Archive for May, 2011

My Obtuse and Brilliant Friend

It’s ironic: At the same time my friend posts a brilliant analysis of the current gas price situation, he demonstrates in an email his obtuse defiance of my perfectly valid claim that the American League does not play baseball. No, my mathematically challenged savant, within the confines of a single inning, an American League team fields 10 players, making it a different game altogether. Baseball is all about strategy: bunt or hit away, walk the batter or bean him, chew tobacco or spit sunflower seeds. And very importantly, let the pitcher bat or pinch hit for him even though he’s still working great but you really need a hit. By using a designated hitter, you’ve eliminated a crucial decision the manager has to make. A baseball player needs only four basic skills: throwing, catching, hitting and running the bases. The American League says pitchers only need two of them. What’s next? Running is really hard; maybe we should have designated runners for our slower players? Designated free throwers in the NBA? Where does it stop? Soon you’ll have PGA golfers riding carts, wearing shorts and playing “winter rules.” After that, it’s only a matter of time before you have the breakdown of society and mayhem in the streets.
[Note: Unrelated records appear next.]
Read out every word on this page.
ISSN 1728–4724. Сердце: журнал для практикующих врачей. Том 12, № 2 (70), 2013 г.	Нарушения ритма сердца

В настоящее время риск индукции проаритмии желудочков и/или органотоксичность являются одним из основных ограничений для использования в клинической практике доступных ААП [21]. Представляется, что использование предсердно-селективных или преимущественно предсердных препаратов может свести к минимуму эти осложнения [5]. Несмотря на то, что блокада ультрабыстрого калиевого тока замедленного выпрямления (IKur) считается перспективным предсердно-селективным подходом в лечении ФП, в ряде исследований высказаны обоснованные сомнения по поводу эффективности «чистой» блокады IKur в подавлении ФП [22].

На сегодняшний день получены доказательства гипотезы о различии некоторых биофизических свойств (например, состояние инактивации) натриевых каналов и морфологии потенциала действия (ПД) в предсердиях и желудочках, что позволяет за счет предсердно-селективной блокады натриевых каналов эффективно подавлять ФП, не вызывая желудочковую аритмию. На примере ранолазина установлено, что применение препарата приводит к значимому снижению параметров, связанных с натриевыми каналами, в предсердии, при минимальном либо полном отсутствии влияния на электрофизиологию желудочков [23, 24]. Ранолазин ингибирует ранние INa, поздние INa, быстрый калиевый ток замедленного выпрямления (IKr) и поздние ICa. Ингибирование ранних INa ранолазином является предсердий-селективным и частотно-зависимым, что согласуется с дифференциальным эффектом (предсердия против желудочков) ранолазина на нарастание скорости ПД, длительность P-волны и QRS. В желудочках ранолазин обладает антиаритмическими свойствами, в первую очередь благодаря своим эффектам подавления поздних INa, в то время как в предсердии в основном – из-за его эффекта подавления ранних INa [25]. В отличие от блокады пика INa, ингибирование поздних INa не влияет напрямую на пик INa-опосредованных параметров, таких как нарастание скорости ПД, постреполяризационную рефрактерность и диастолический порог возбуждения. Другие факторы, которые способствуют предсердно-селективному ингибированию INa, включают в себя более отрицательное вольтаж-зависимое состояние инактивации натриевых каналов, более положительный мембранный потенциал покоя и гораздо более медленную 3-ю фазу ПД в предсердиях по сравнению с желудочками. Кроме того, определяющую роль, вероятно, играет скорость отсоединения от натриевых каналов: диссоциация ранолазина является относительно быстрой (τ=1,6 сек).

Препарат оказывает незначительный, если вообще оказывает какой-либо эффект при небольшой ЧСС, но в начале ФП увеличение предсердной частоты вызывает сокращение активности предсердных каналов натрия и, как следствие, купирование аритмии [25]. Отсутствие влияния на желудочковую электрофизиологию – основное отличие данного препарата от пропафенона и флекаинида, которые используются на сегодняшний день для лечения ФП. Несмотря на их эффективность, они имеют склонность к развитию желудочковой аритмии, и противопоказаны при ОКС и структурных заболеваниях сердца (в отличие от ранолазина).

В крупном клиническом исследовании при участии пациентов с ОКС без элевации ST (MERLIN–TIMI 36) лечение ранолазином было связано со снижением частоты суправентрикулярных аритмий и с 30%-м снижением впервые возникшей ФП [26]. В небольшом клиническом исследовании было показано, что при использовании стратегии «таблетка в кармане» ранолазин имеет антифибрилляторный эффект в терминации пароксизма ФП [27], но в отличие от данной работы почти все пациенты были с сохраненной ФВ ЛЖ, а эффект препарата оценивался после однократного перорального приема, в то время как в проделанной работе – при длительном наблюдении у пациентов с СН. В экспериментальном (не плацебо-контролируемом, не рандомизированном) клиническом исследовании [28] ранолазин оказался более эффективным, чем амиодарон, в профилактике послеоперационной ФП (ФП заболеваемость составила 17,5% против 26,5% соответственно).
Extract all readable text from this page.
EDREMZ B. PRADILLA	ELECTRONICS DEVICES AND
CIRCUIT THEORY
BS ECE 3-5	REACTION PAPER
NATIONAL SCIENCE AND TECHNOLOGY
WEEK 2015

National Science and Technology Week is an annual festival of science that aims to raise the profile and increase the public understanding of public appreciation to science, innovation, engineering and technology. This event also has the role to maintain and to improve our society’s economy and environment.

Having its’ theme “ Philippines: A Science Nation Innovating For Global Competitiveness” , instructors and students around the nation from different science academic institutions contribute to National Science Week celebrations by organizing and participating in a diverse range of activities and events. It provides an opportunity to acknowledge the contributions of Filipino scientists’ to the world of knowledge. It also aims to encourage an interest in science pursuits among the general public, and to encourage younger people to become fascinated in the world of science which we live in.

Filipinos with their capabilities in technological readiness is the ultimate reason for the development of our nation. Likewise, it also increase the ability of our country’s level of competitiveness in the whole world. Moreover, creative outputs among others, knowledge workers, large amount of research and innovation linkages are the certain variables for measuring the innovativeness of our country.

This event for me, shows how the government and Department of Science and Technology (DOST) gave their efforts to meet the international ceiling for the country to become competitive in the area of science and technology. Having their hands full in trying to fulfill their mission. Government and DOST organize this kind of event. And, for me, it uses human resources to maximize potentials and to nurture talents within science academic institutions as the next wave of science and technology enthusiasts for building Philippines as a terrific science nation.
Of course, my friend won’t mind that, sitting snug and smug in his bunker filled with Spam and toilet paper. I know your game, my friend.
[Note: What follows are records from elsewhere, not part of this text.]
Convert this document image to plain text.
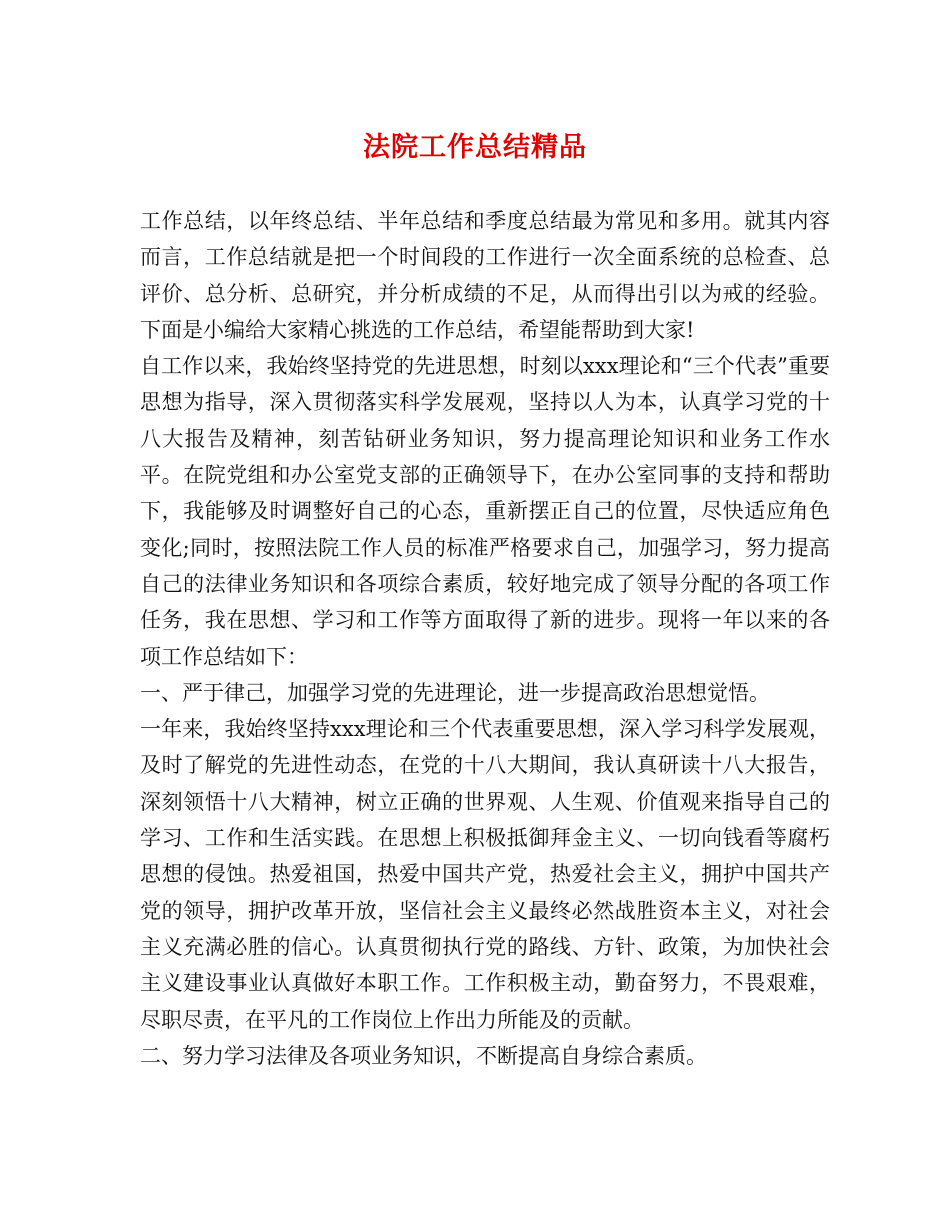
法院工作总结精品

工作总结，以年终总结、半年总结和季度总结最为常见和多用。就其内容而言，工作总结就是把一个时间段的工作进行一次全面系统的总检查、总评价、总分析、总研究，并分析成绩的不足，从而得出引以为戒的经验。下面是小编给大家精心挑选的工作总结，希望能帮助到大家!

自工作以来，我始终坚持党的先进思想，时刻以xxx理论和“三个代表”重要思想为指导，深入贯彻落实科学发展观，坚持以人为本，认真学习党的十八大报告及精神，刻苦钻研业务知识，努力提高理论知识和业务工作水平。在院党组和办公室党支部的正确领导下，在办公室同事的支持和帮助下，我能够及时调整好自己的心态，重新摆正自己的位置，尽快适应角色变化;同时，按照法院工作人员的标准严格要求自己，加强学习，努力提高自己的法律业务知识和各项综合素质，较好地完成了领导分配的各项工作任务，我在思想、学习和工作等方面取得了新的进步。现将一年以来的各项工作总结如下：

一、严于律己，加强学习党的先进理论，进一步提高政治思想觉悟。

一年来，我始终坚持xxx理论和三个代表重要思想，深入学习科学发展观，及时了解党的先进性动态，在党的十八大期间，我认真研读十八大报告，深刻领悟十八大精神，树立正确的世界观、人生观、价值观来指导自己的学习、工作和生活实践。在思想上积极抵御拜金主义、一切向钱看等腐朽思想的侵蚀。热爱祖国，热爱中国共产党，热爱社会主义，拥护中国共产党的领导，拥护改革开放，坚信社会主义最终必然战胜资本主义，对社会主义充满必胜的信心。认真贯彻执行党的路线、方针、政策，为加快社会主义建设事业认真做好本职工作。工作积极主动，勤奋努力，不畏艰难，尽职尽责，在平凡的工作岗位上作出力所能及的贡献。

二、努力学习法律及各项业务知识，不断提高自身综合素质。
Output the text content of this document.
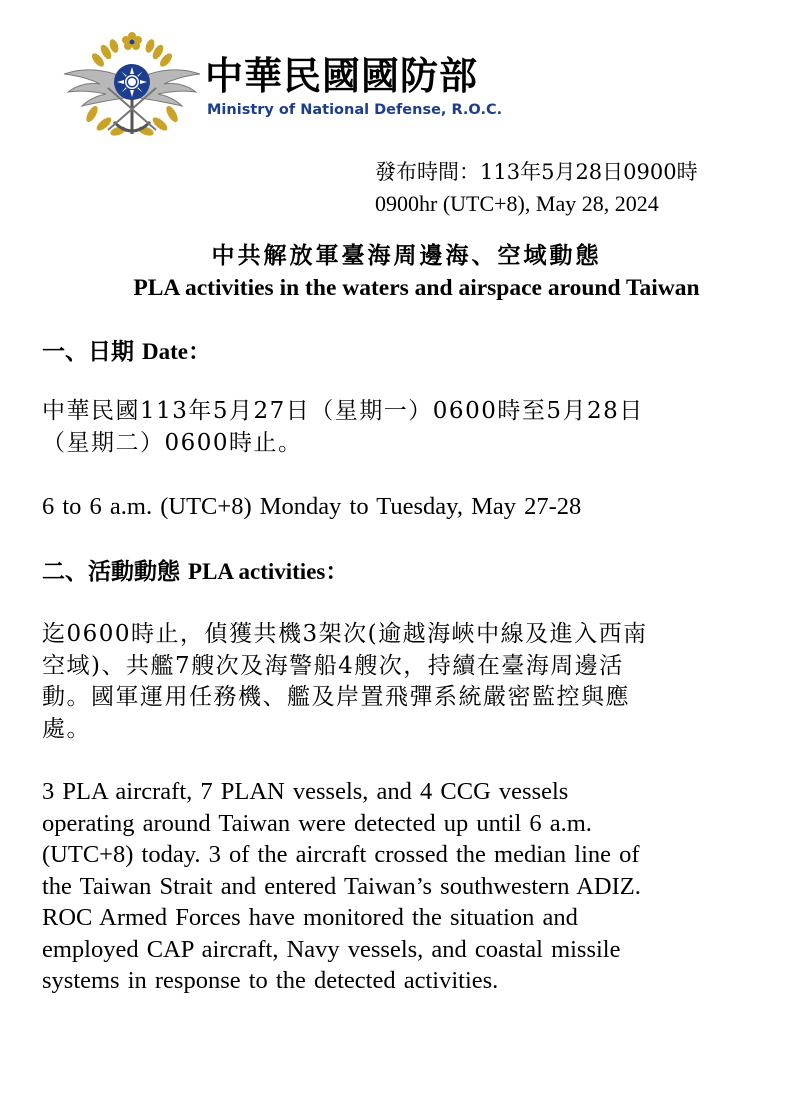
中華民國國防部
Ministry of National Defense, R.O.C.
發布時間：113年5月28日0900時
0900hr (UTC+8), May 28, 2024
中共解放軍臺海周邊海、空域動態
PLA activities in the waters and airspace around Taiwan
一、日期 Date：
中華民國113年5月27日（星期一）0600時至5月28日
（星期二）0600時止。
6 to 6 a.m. (UTC+8) Monday to Tuesday, May 27-28
二、活動動態 PLA activities：
迄0600時止，偵獲共機3架次(逾越海峽中線及進入西南
空域)、共艦7艘次及海警船4艘次，持續在臺海周邊活
動。國軍運用任務機、艦及岸置飛彈系統嚴密監控與應
處。
3 PLA aircraft, 7 PLAN vessels, and 4 CCG vessels
operating around Taiwan were detected up until 6 a.m.
(UTC+8) today. 3 of the aircraft crossed the median line of
the Taiwan Strait and entered Taiwan’s southwestern ADIZ.
ROC Armed Forces have monitored the situation and
employed CAP aircraft, Navy vessels, and coastal missile
systems in response to the detected activities.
There’s an Explanation for Everything

Watching the news about the tragic happenings in Joplin, Missouri last night, I heard many of the survivors cite the commonly accepted reason for their getting through the tornado: “God was watching out for me.” I couldn’t help wondering, wasn’t it God who sent the storm their way in the first place? The newscaster cleared it up for me: “I guess Mother Nature really had it in for these people.”

Come on, humans. Tornadoes happen for non-supernatural reasons. And to paraphrase Randy Newman: Some people get lost in the storm. Some people get away all right.